Cross-Origin Resource Sharing is configured via CORS_ORIGIN: 
# Default: localhost only
CORS_ORIGIN=http://localhost:5173

# Allow all origins (not recommended for production)
CORS_ORIGIN=*

# Multiple origins
CORS_ORIGIN=https://app.example.com,https://admin.example.com
Tauri desktop app origins (tauri://localhost, https://tauri.localhost) are always included automatically.

Credential Storage Endpoint

POST /api/credentials is localhost-only and requires authentication (API key or setup token) — requests from non-loopback addresses receive 403 Forbidden. This ensures API keys can only be stored from the same machine during onboarding.

mDNS

mDNS device discovery is opt-in (AGTOS_MDNS_ENABLED=false by default). When enabled, agtOS broadcasts its presence on the local network for zero-config ESP32 discovery. Disable in untrusted network environments.

Data Privacy

  • BYOK (Bring Your Own Key) — agtOS never stores or transmits your API keys to any third party. Keys are encrypted locally and used only for direct API calls to the providers you configure.
  • Local-first — all processing (voice, memory, scheduling) runs on your machine.

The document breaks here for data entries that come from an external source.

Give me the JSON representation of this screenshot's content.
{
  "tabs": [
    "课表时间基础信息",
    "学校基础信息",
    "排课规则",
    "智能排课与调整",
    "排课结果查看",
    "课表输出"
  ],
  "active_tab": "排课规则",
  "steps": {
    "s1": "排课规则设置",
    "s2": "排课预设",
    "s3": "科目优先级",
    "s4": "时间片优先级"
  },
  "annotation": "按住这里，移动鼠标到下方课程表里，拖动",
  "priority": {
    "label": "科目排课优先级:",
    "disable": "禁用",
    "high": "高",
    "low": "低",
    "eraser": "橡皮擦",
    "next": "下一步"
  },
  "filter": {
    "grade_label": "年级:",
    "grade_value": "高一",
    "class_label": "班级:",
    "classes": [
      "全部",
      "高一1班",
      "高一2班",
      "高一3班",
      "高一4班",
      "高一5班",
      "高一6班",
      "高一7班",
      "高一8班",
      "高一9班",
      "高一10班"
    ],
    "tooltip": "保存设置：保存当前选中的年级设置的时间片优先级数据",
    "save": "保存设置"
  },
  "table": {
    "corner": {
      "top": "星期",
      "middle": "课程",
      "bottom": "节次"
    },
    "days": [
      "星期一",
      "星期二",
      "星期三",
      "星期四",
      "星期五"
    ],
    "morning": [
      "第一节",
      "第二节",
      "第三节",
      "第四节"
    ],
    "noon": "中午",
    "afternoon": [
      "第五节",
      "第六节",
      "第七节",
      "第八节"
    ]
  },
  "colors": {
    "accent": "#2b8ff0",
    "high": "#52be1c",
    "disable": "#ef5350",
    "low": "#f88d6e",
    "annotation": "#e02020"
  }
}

Cloud providers receive only the messages you send to them.
  • Memory controls — configurable retention period (default 30 days), per-user privacy settings, and explicit delete APIs.
  • No telemetry — agtOS does not collect usage data, analytics, or crash reports.

Production Checklist

1

Set AGTOS_API_KEY

Protect all API endpoints with Bearer token authentication.
2

Set credential encryption secrets

For Docker/CI, set AGTOS_CREDENTIAL_SECRET and AGTOS_CREDENTIAL_SALT env vars for persistent encrypted credential storage across container restarts. Desktop installs auto-generate these at ~/.agtos/.secret and ~/.agtos/.salt.
3

Configure CORS

Restrict CORS_ORIGIN to your specific frontend domains.
4

Set NODE_ENV=production

Enables structured JSON logging and enforces credential salt requirements.
5

Review rate limits

Adjust API_RATE_LIMIT and CHAT_RATE_LIMIT based on expected traffic.
6

Disable mDNS

Keep AGTOS_MDNS_ENABLED=false unless you need ESP32 zero-config discovery.